Drifting B31 iceberg, six times larger than Manhattan, is under watch by NASA scientists

The B31 iceberg, six times larger than the borough of Manhattan, is large enough to warrant special attention from NASA.

In November 2013, the giant iceberg broke free from the Pine Island Glacier in Antarctica. This is a fairly unusual place to observe such pieces breaking free from the frozen continent. The ice shelf at the glacier has been moving about two-and-a-half miles per year. The area has been closely monitored by researchers who believe global warming may be leading to retreat of ice at the landmark.

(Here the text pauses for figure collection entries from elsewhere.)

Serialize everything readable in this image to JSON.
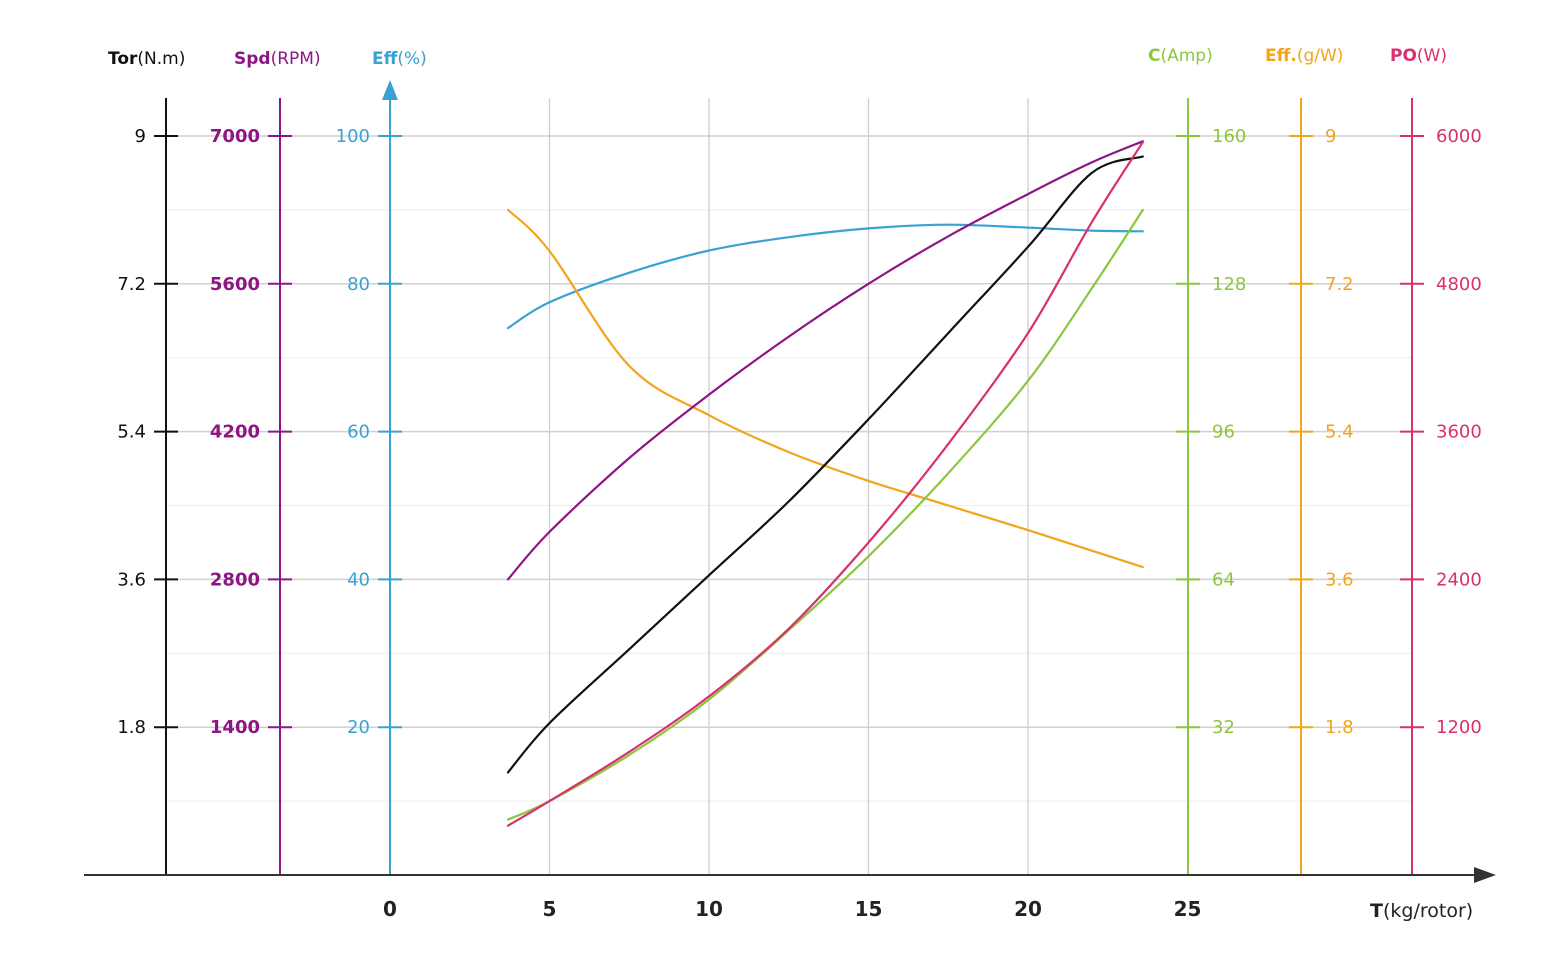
{
  "chart_data": {
    "type": "line",
    "x": [
      3.7,
      5,
      7.5,
      10,
      12.5,
      15,
      17.5,
      20,
      22,
      23.6
    ],
    "x_axis": {
      "title_bold": "T",
      "title_unit": "(kg/rotor)",
      "ticks": [
        "0",
        "5",
        "10",
        "15",
        "20",
        "25"
      ],
      "range": [
        0,
        25
      ],
      "color": "#333333"
    },
    "axes": [
      {
        "id": "tor",
        "title_bold": "Tor",
        "title_unit": "(N.m)",
        "color": "#111111",
        "label_color": "#111111",
        "min": 0,
        "max": 9,
        "ticks": [
          "1.8",
          "3.6",
          "5.4",
          "7.2",
          "9"
        ]
      },
      {
        "id": "spd",
        "title_bold": "Spd",
        "title_unit": "(RPM)",
        "color": "#8e1585",
        "label_color": "#8e1585",
        "min": 0,
        "max": 7000,
        "ticks": [
          "1400",
          "2800",
          "4200",
          "5600",
          "7000"
        ]
      },
      {
        "id": "eff",
        "title_bold": "Eff",
        "title_unit": "(%)",
        "color": "#3aa2d3",
        "label_color": "#3aa2d3",
        "min": 0,
        "max": 100,
        "ticks": [
          "20",
          "40",
          "60",
          "80",
          "100"
        ]
      },
      {
        "id": "amp",
        "title_bold": "C",
        "title_unit": "(Amp)",
        "color": "#8cc63f",
        "label_color": "#8cc63f",
        "min": 0,
        "max": 160,
        "ticks": [
          "32",
          "64",
          "96",
          "128",
          "160"
        ]
      },
      {
        "id": "gw",
        "title_bold": "Eff.",
        "title_unit": "(g/W)",
        "color": "#f2a51b",
        "label_color": "#f2a51b",
        "min": 0,
        "max": 9,
        "ticks": [
          "1.8",
          "3.6",
          "5.4",
          "7.2",
          "9"
        ]
      },
      {
        "id": "po",
        "title_bold": "PO",
        "title_unit": "(W)",
        "color": "#d9306f",
        "label_color": "#d9306f",
        "min": 0,
        "max": 6000,
        "ticks": [
          "1200",
          "2400",
          "3600",
          "4800",
          "6000"
        ]
      }
    ],
    "series": [
      {
        "axis": "eff",
        "color": "#3aa2d3",
        "values": [
          74,
          77.5,
          81.5,
          84.5,
          86.3,
          87.5,
          88,
          87.6,
          87.2,
          87.1
        ]
      },
      {
        "axis": "gw",
        "color": "#f2a51b",
        "values": [
          8.1,
          7.6,
          6.2,
          5.6,
          5.15,
          4.8,
          4.5,
          4.2,
          3.95,
          3.75
        ]
      },
      {
        "axis": "spd",
        "color": "#8e1585",
        "values": [
          2800,
          3250,
          3950,
          4550,
          5100,
          5600,
          6050,
          6450,
          6750,
          6950
        ]
      },
      {
        "axis": "tor",
        "color": "#111111",
        "values": [
          1.25,
          1.85,
          2.75,
          3.65,
          4.55,
          5.55,
          6.6,
          7.65,
          8.55,
          8.75
        ]
      },
      {
        "axis": "amp",
        "color": "#8cc63f",
        "values": [
          12,
          16,
          26,
          38,
          53,
          69,
          87,
          107,
          127,
          144
        ]
      },
      {
        "axis": "po",
        "color": "#d9306f",
        "values": [
          400,
          600,
          1000,
          1450,
          2000,
          2700,
          3500,
          4400,
          5300,
          5950
        ]
      }
    ]
  }
}
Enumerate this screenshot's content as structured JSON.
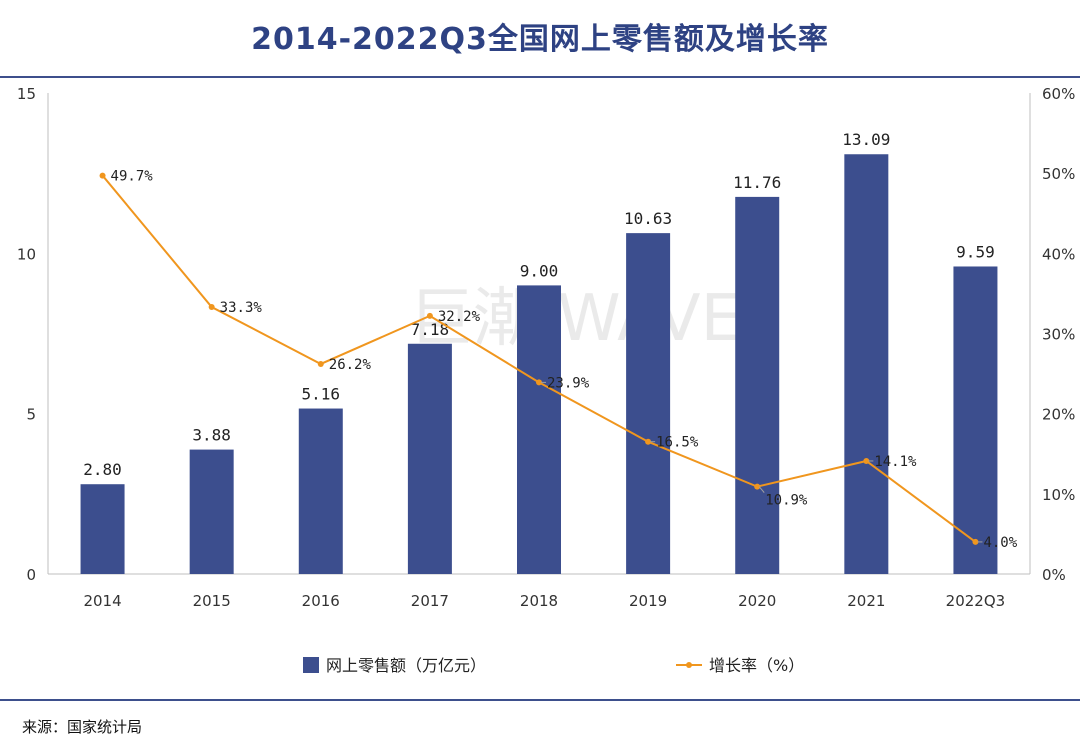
{
  "title": "2014-2022Q3全国网上零售额及增长率",
  "source": "来源：国家统计局",
  "watermark": "巨潮 WAVE",
  "colors": {
    "bar": "#3c4e8e",
    "line": "#f0961e",
    "title": "#2e4283"
  },
  "chart_data": {
    "type": "bar",
    "categories": [
      "2014",
      "2015",
      "2016",
      "2017",
      "2018",
      "2019",
      "2020",
      "2021",
      "2022Q3"
    ],
    "series": [
      {
        "name": "网上零售额（万亿元）",
        "type": "bar",
        "axis": "left",
        "values": [
          2.8,
          3.88,
          5.16,
          7.18,
          9.0,
          10.63,
          11.76,
          13.09,
          9.59
        ],
        "labels": [
          "2.80",
          "3.88",
          "5.16",
          "7.18",
          "9.00",
          "10.63",
          "11.76",
          "13.09",
          "9.59"
        ]
      },
      {
        "name": "增长率（%）",
        "type": "line",
        "axis": "right",
        "values": [
          49.7,
          33.3,
          26.2,
          32.2,
          23.9,
          16.5,
          10.9,
          14.1,
          4.0
        ],
        "labels": [
          "49.7%",
          "33.3%",
          "26.2%",
          "32.2%",
          "23.9%",
          "16.5%",
          "10.9%",
          "14.1%",
          "4.0%"
        ]
      }
    ],
    "y_left": {
      "min": 0,
      "max": 15,
      "ticks": [
        "0",
        "5",
        "10",
        "15"
      ]
    },
    "y_right": {
      "min": 0,
      "max": 60,
      "ticks": [
        "0%",
        "10%",
        "20%",
        "30%",
        "40%",
        "50%",
        "60%"
      ]
    },
    "grid": false,
    "legend_position": "bottom"
  }
}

The floating frozen mountain is roughly 20 miles in length by 12.5 miles wide, giving it a total area of 255 square miles, about half the size of Greater London. Ice composing the floating island is one-third of a mile thick.

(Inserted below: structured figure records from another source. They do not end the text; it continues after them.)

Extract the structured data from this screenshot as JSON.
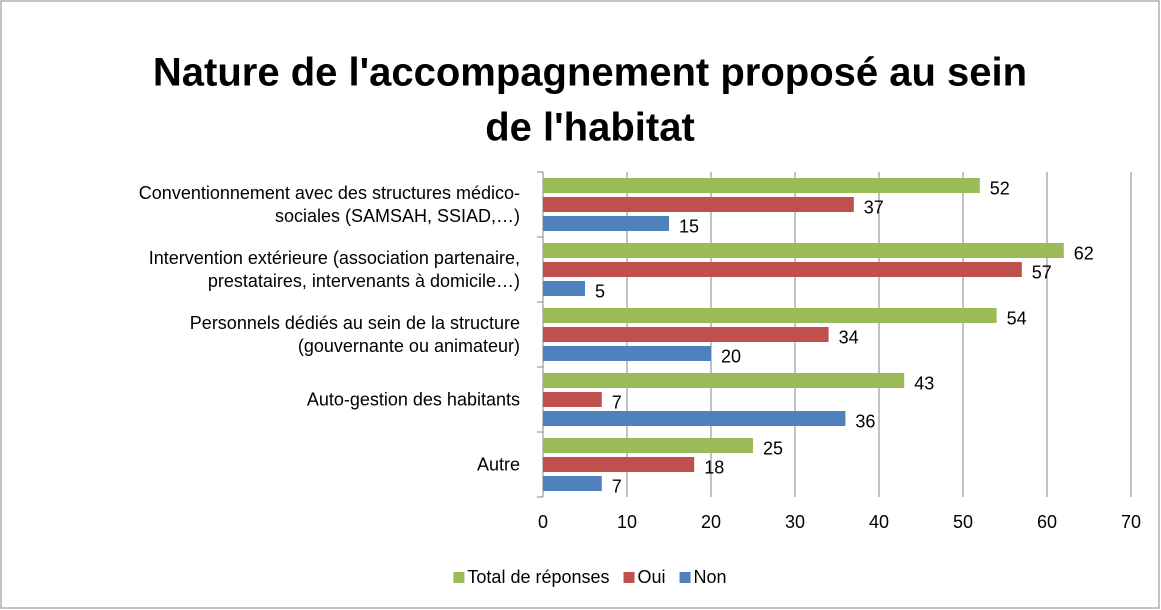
{
  "chart_data": {
    "type": "hbar",
    "title": [
      "Nature de l'accompagnement proposé au sein",
      "de l'habitat"
    ],
    "categories": [
      "Conventionnement avec des structures médico-\nsociales (SAMSAH, SSIAD,…)",
      "Intervention extérieure  (association partenaire,\nprestataires, intervenants à domicile…)",
      "Personnels dédiés au sein de la structure\n(gouvernante ou animateur)",
      "Auto-gestion des habitants",
      "Autre"
    ],
    "series": [
      {
        "name": "Total de réponses",
        "color": "#9bbb59",
        "values": [
          52,
          62,
          54,
          43,
          25
        ]
      },
      {
        "name": "Oui",
        "color": "#c0504d",
        "values": [
          37,
          57,
          34,
          7,
          18
        ]
      },
      {
        "name": "Non",
        "color": "#4f81bd",
        "values": [
          15,
          5,
          20,
          36,
          7
        ]
      }
    ],
    "xlim": [
      0,
      70
    ],
    "xticks": [
      0,
      10,
      20,
      30,
      40,
      50,
      60,
      70
    ],
    "grid": true,
    "legend": "bottom"
  }
}
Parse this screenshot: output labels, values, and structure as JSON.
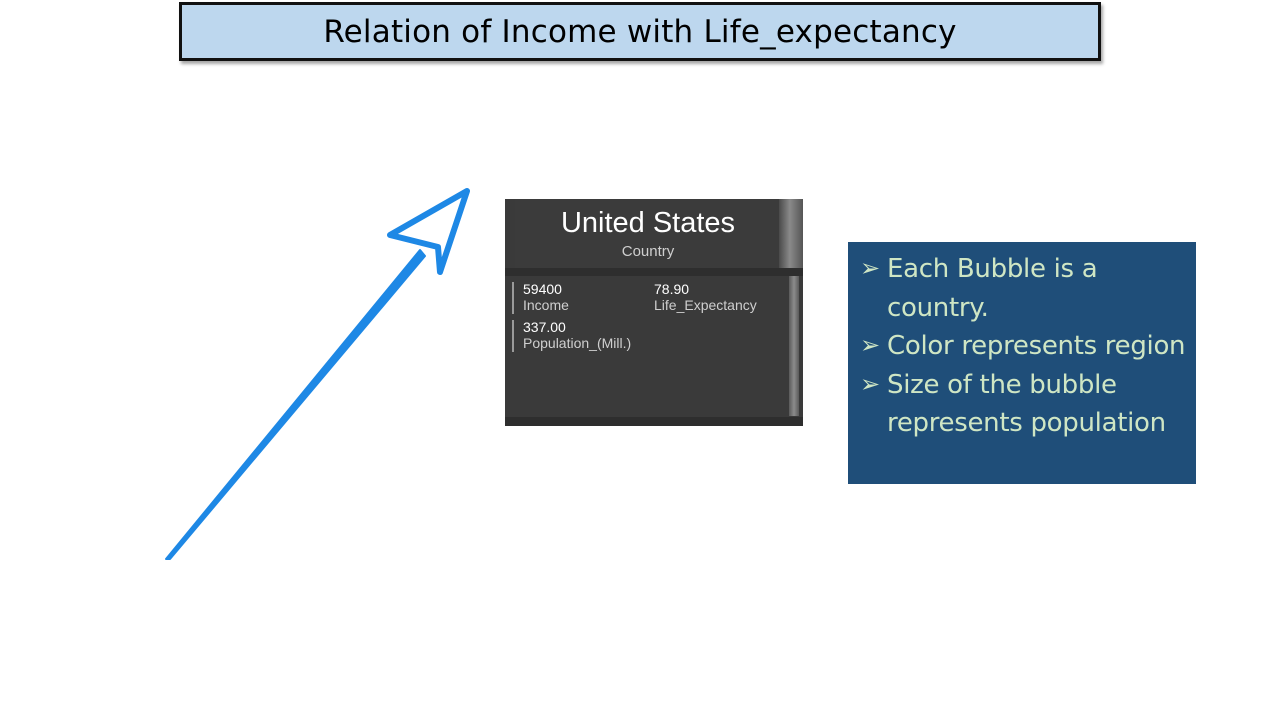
{
  "slide": {
    "title": "Relation of Income with Life_expectancy"
  },
  "tooltip": {
    "country": "United States",
    "country_label": "Country",
    "metrics": [
      {
        "value": "59400",
        "label": "Income"
      },
      {
        "value": "78.90",
        "label": "Life_Expectancy"
      },
      {
        "value": "337.00",
        "label": "Population_(Mill.)"
      }
    ]
  },
  "info_box": {
    "bullets": [
      "Each Bubble is a country.",
      "Color represents region",
      "Size of the bubble represents population"
    ]
  },
  "colors": {
    "title_fill": "#bdd7ee",
    "arrow": "#1e88e5",
    "tooltip_bg": "#3a3a3a",
    "info_bg": "#1f4e79",
    "info_text": "#cfe6c4"
  },
  "icons": {
    "arrow": "pointer-arrow-icon",
    "bullet": "arrow-bullet-icon"
  }
}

After breaking off the glacier, B31 may have partly grounded on the floor of Pine Island Bay, as the massive object rocked from side-to-side.

"The iceberg is now well out of Pine Island Bay and will soon join the more general flow in the Southern Ocean," Grant Bigg of the University of Sheffield said.

No shipping lanes are currently threatened by B31, although the space agency is keeping a careful eye on the island of ice. Federal agencies routinely monitor dozens of icebergs, partly due to difficulties predicting behavior of the ice islands.

"It is hard to predict with certainty where and when these things will drift. Icebergs move pretty slowly, and watching this iceberg will be a waiting game," Kelly Brunt, NASA glaciologist, said.

In the open ocean, it becomes even more difficult to predict the future path of the iceberg then in shallower waters.

"[The iceberg] could take a very long time to melt, well over a year or even longer," Bethan Davies, from the University of Reading, told the press.

The research scientist said she believes B31 could drift to populated shipping lanes, possibly posing a hazard in coming months. As summer approaches in the Northern Hemisphere, winter is coming to Antarctica.

Depending on conditions, B31 could either go around the frozen continent heading west, if it is caught in the coastal counter-current, or eastward if the iceberg enters the wider circumpolar current.

The largest iceberg ever measured, B15, broke off the Ross Ice Shelf of Antarctica in March 2000. At one time, it covered 4,250 miles, roughly the size of the island nation of Jamaica. Fourteen years after it cleaved off the ice shelf, pieces of it are still floating in the waters of Antarctica.